NASA’s New Horizons spacecraft has returned the most detailed images of Pluto ever taken, revealing for the first time surface features on the dwarf planet and uncovering what may be a ice cap at one of its poles.

New Horizons captured the images from April 12 to 18 at a distance of less than 70 million miles away from the dwarf planet. The images were enhanced using a technique called deconvolution, which sharpens the raw images returned by the space probe.

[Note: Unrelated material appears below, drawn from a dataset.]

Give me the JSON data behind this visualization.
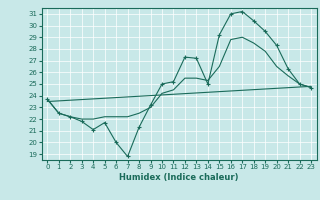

NASA's New Horizons probe captured this set of images of Pluto from a distance of less than 70 million miles in early to mid-April 2015. Image Credit: NASA / Johns Hopkins University Applied Physics Laboratory / Southwest Research Institute

NASA’s New Horizons probe captured this set of images of Pluto from a distance of less than 70 million miles in early to mid-April 2015. Image Credit: NASA / Johns Hopkins University Applied Physics Laboratory / Southwest Research Institute

The images released on Tuesday show Pluto and its largest moon Charon in greater detail than the best images provided by the Hubble Space Telescope. While blurry, the images offer enough resolution to detect surface features on the dwarf planet for the first time.

“New Horizons scientists interpreted the data to reveal the dwarf planet has broad surface markings – some bright, some dark – including a bright area at one pole that may be a polar cap,” NASA said in a statement.

“As we approach the Pluto system we are starting to see intriguing features such as a bright region near Pluto’s visible pole, starting the great scientific adventure to understand this enigmatic celestial object,” John Grunsfeld, associate administrator for NASA’s Science Mission Directorate said in a statement. “As we get closer, the excitement is building in our quest to unravel the mysteries of Pluto using data from New Horizons.”

The most detailed map of Pluto to date captured by the Hubble Space Telescope. Image Credit: NASA, ESA, and M. Buie (Southwest Research Institute). Animated image created by Curtiss Thompson

The most detailed map of Pluto to date captured by the Hubble Space Telescope. Image Credit: NASA, ESA, and M. Buie (Southwest Research Institute). Animated image created by Curtiss Thompson

Up until today, NASA’s Hubble Space Telescope had produced the most detailed images of the dwarf planet to date, providing enough resolution to discern surface changes, but not enough to make out surface features like craters or mountains.

“We can only imagine what surprises will be revealed when New Horizons passes approximately 7,800 miles (12,500 kilometers) above Pluto’s surface this summer,” said Hal Weaver, the mission’s project scientist at the Johns Hopkins University Applied Physics Laboratory in Laurel, Maryland.

Launched on Jan. 19, 2006, NASA’s New Horizons probe will be the first spacecraft to visit Pluto, providing the first up-close images when it arrives at dwarf planet on July 14, 2015. The probe has traveled farther and longer than any other spacecraft to reach its primary target. New Horizons will also become the second spacecraft in history to visit a dwarf planet, following behind NASA’s Dawn spacecraft which arrived in orbit around Ceres in March.